At this juncture, it is unclear whether the Republicans in Congress will be able to find an acceptable compromise. The first clear indication will come this week when a voted is slated in the House of Representatives. While conservatives favor an earlier end to Medicaid expansion or simply repealing the ACA, such action would still leave in place the expensive open-ended federal Medicaid commitment.
Thus far, President Trump has been supporting Speaker Ryan’s plan, but he could switch tactics if passage of the bill appears in trouble. Also, if the President continues to back the plan, he will be criticized for breaking his campaign pledge of not touching entitlements and his assurance that no one will lose coverage under the Republican plan.
The resolution of the Health Care bill not only matters for healthcare spending, which comprises 28% of total federal outlays, but also for the passage of tax reform. If the Congressional Republicans are able to coalesce around a healthcare bill that can pass Congress, it bodes well for the passage of tax reform legislation that investors are counting on.

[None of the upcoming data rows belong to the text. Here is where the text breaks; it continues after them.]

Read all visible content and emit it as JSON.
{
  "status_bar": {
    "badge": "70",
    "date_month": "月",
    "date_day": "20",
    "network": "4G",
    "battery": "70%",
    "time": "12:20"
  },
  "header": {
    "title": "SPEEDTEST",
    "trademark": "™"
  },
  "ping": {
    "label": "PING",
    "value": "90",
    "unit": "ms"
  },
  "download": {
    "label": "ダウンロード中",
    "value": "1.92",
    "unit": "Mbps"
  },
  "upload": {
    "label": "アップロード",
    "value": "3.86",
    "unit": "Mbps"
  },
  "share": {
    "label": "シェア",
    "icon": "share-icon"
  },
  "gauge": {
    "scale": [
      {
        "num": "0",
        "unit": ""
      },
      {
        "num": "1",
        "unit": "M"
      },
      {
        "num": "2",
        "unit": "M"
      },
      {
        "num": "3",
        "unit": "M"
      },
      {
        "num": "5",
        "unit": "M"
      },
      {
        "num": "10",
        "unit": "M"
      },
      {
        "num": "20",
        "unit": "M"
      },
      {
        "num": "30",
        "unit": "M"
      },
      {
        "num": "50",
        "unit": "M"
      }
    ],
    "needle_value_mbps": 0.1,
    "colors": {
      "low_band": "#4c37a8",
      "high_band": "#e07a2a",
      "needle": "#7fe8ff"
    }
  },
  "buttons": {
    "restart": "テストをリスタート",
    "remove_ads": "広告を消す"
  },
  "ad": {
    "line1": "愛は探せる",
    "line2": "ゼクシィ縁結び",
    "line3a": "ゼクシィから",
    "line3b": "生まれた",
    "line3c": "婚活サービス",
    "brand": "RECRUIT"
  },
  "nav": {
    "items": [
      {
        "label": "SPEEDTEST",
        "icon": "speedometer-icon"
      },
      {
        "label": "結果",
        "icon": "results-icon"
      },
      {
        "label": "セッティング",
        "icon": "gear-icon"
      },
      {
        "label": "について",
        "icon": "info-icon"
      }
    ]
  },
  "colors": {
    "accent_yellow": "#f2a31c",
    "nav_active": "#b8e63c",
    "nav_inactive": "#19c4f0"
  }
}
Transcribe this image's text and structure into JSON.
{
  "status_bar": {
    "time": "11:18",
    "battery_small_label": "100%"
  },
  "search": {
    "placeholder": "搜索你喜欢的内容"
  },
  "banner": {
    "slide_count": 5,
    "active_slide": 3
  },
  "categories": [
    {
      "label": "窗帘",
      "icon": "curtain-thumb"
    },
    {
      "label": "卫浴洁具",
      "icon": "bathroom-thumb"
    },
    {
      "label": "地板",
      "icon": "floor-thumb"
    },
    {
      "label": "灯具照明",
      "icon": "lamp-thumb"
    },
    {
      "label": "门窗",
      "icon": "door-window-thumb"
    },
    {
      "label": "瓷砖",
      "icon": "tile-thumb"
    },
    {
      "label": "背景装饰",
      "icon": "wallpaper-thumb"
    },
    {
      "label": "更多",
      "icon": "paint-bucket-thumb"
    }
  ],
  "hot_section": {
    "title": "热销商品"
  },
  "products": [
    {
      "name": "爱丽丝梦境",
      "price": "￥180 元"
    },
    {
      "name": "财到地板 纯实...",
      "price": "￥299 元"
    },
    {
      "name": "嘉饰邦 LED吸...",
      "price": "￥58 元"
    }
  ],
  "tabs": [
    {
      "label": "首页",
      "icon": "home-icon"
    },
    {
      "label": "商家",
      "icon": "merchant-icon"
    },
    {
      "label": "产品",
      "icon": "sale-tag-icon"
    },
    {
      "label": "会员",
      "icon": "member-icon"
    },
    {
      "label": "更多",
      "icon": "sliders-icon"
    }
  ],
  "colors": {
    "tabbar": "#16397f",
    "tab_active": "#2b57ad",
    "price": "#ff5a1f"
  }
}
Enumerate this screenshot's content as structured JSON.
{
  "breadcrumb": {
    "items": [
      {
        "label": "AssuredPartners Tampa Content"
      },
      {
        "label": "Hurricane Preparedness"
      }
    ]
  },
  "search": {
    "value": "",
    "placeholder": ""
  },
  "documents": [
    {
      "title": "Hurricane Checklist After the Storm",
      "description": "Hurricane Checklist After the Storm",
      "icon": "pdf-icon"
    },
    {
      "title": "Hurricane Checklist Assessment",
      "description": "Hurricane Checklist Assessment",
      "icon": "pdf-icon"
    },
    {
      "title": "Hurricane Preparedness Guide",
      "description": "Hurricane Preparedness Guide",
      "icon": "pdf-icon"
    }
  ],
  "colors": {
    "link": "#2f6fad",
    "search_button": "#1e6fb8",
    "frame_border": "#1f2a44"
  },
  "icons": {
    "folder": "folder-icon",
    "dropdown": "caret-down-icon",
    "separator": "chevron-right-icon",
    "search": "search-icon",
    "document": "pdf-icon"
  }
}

Conversely, should Republicans be unable to agree, it would damage the chances for meaningful tax reform and harm their chances for maintaining control of Congress in the 2018 elections. Daniel Henninger of the Wall Street Journal (March 10, 2017) characterizes the Republican dilemma as follows:
“The day the Republicans clutch on this (healthcare) reform, there will be six-column headlines across the Washington Post and New York Times: “Trump Abandons Promises on Health Care”
“It will be a fast ride downhill from there. That is because the health-care reform bill is inextricably linked to the politics of tax reform, the second pillar of the Trump legislative agenda.”
The challenge of confronting entitlement program expansions is particularly formidable now, as the aging of the baby boomers implies a steady increase in the size of the federal budget deficit in coming decades absent any changes in current policies (see Figure 1). Indeed, by 2025 people 65 years and older will comprise 20% of the total population. Meanwhile, with the added pressure to increase military and infrastructure spending the inevitable question investors must ask is “who will pay the bills?” Once market participants understand the nature of the fiscal predicament, investors may reassess the optimistic assumptions that are embedded in financial markets today.